Apple’s Vision Pro website is filled with incredible photos and fancy phrases to describe how revolutionary the headset is, but you won’t find Apple’s usual tech specs page. That’s likely because the device isn’t shipping for another 10 months or so, and things are probably going to change.
So there are a lot of small specifics we don’t know. For example, Apple describes the display as a “custom micro‑OLED display system [that] features 23 million pixels, delivering stunning resolution and colors,” but doesn’t mention ProMotion—Apple’s high-refresh technology that automatically adjusts the refresh rate up to 120Hz for ultra-smooth scrolling and responsiveness.
On a $3,499 Pro device, we naturally assumed ProMotion would be included, but that’s actually not the case. According to performance engineer Rikky Roy Koganti in the seminar “Optimize app power and performance for spatial computing,” Vision Pro’s refresh rate is lower than other Pro devices with ProMotion displays: “The compositor is always rendering. It supplies new rates to the display at a rate matching the display’s refresh rate. This helps provide a comfortable experience. This rate is usually 90 frames a second but can be higher.”
The higher frame rates Koganti refers to are for some 24fps videos that require 96Hz (24X4) for smooth viewing. Apple recommends using 24fps or 30fps videos for optimal performance when playing videos on Vision Pro.

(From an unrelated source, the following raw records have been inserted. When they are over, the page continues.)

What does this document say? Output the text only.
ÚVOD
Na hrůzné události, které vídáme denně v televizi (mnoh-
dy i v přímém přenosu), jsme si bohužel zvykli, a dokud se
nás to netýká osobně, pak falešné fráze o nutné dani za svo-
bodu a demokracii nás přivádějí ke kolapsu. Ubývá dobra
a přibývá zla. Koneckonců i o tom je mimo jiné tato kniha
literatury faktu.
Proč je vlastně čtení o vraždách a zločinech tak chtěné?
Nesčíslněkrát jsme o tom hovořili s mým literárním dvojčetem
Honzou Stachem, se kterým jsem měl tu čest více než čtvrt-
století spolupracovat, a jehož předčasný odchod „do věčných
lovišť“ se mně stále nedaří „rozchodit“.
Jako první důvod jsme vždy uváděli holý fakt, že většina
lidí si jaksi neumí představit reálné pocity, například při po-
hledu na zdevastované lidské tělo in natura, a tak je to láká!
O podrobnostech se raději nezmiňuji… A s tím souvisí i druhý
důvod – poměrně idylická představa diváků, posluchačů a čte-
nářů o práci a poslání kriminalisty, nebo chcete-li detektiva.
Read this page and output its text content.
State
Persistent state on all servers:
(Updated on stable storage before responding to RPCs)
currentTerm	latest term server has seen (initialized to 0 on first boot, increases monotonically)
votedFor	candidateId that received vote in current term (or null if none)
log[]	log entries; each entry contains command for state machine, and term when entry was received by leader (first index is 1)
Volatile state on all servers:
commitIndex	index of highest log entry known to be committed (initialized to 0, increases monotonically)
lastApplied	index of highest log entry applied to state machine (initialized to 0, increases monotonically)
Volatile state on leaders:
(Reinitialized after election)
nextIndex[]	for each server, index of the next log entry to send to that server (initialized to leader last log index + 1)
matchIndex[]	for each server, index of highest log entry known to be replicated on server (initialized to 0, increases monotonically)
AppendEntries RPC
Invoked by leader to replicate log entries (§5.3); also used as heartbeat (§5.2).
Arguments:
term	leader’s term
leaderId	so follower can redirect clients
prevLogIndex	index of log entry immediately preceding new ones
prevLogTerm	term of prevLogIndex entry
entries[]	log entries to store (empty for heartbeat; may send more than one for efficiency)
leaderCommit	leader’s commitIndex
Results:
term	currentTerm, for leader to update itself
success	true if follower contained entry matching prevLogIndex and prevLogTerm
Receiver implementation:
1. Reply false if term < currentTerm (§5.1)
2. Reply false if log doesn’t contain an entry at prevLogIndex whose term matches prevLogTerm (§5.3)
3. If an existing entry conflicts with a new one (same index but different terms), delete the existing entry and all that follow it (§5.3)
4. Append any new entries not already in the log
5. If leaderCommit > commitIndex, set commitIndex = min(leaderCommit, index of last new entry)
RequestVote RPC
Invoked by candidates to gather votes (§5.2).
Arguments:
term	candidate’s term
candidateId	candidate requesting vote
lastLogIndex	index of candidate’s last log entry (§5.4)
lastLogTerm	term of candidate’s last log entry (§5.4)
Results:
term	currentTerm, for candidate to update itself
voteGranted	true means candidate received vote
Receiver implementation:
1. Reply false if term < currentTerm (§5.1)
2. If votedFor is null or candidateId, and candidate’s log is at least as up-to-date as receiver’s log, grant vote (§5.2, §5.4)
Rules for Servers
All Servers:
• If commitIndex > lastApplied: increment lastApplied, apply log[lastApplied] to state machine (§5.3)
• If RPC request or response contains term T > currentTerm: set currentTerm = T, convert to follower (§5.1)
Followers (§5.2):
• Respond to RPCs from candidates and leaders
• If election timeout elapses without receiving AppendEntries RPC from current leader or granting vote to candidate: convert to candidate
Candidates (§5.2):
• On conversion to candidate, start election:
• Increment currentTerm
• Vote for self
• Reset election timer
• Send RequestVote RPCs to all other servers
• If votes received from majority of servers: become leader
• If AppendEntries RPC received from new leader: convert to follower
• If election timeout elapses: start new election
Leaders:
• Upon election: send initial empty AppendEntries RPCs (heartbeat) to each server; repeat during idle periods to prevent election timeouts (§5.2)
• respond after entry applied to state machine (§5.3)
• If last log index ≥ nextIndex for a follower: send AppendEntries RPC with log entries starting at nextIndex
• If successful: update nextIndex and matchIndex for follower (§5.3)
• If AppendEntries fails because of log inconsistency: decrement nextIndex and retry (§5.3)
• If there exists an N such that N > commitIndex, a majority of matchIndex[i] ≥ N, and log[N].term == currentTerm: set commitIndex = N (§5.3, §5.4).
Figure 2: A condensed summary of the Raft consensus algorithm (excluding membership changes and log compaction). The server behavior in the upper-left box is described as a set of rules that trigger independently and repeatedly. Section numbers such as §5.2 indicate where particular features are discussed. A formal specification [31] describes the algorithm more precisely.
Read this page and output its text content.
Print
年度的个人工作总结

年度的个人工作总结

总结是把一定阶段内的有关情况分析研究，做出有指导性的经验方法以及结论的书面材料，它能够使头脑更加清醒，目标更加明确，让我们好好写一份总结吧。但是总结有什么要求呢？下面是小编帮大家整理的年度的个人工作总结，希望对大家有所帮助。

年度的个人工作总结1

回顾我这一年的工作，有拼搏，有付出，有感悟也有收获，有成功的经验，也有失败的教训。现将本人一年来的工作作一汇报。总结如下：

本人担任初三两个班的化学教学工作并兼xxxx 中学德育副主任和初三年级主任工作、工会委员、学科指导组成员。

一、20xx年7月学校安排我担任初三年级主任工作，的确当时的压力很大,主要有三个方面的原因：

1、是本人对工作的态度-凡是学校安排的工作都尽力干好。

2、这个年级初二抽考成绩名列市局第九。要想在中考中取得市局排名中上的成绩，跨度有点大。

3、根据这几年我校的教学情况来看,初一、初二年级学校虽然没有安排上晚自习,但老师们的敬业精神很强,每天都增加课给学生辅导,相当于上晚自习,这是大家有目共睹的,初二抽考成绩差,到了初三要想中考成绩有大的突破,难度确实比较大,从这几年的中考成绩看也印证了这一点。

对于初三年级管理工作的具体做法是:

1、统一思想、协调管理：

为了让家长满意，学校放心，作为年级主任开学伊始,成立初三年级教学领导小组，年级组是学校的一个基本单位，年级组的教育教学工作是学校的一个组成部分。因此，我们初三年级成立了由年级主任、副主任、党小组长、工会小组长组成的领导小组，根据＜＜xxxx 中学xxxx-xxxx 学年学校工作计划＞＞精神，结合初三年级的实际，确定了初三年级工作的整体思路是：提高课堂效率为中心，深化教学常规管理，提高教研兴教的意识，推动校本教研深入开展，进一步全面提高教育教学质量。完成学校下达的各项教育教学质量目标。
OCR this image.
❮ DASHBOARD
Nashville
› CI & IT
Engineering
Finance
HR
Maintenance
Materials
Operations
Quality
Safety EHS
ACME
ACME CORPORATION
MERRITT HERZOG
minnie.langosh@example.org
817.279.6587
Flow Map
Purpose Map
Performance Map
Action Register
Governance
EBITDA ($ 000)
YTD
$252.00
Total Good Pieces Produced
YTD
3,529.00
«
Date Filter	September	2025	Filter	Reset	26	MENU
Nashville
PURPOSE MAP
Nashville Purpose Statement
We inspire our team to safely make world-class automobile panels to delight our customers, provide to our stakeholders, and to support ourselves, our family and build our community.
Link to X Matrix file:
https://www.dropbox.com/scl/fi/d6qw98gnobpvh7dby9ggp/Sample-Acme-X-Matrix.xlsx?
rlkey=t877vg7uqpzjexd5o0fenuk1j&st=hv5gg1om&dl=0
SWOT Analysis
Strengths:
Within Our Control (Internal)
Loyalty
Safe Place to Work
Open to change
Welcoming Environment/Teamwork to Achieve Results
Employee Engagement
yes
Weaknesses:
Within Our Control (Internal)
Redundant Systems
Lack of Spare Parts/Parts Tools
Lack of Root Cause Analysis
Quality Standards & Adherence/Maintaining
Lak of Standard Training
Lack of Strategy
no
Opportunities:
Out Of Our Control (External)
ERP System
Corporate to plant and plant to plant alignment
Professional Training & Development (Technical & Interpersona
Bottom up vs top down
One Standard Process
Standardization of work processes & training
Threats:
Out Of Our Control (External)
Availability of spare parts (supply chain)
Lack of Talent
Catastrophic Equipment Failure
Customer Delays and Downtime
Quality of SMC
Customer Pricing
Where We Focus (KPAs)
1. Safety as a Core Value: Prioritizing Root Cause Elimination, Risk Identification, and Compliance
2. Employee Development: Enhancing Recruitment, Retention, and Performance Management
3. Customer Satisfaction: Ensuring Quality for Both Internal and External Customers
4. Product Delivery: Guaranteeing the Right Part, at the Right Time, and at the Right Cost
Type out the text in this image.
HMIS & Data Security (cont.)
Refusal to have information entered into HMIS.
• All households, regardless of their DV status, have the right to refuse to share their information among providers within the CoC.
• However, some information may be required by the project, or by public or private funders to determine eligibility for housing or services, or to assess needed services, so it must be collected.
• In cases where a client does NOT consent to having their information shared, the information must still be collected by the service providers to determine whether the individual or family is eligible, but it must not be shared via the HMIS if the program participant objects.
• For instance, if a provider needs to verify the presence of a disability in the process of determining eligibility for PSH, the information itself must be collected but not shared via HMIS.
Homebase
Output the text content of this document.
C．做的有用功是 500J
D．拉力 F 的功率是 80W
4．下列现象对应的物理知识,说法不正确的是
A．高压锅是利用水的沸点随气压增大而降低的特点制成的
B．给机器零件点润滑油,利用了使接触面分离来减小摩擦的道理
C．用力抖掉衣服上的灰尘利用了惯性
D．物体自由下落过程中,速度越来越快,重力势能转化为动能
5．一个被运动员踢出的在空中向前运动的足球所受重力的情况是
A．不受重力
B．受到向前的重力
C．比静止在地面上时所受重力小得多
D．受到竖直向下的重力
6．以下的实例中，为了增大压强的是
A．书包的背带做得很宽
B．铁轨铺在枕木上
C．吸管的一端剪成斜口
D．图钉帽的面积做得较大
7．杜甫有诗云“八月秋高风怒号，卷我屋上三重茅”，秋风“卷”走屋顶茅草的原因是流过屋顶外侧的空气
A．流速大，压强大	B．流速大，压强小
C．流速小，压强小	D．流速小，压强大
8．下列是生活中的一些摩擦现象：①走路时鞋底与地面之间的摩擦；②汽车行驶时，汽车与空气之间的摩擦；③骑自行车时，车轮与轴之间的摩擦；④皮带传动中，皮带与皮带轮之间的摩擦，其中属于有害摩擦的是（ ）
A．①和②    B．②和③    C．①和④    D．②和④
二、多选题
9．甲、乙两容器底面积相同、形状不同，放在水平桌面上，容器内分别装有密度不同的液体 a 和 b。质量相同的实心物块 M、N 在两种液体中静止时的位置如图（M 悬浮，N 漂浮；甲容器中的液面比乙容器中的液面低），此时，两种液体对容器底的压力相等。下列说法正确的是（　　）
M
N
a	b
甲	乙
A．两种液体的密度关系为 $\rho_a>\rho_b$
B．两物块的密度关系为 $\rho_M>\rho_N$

A 90Hz display is the same as a Google Pixel 7a and significantly lower than other VR headsets, including the Meta Quest 3 (120Hz), PlayStation VR (120Hz), and Valve Index (144Hz). However, the Vision Pro’s displays are much higher quality than any of its competitors. And based on the early impressions, no one seems to notice that it has a lower refresh rate than the iPhone 14 Pro.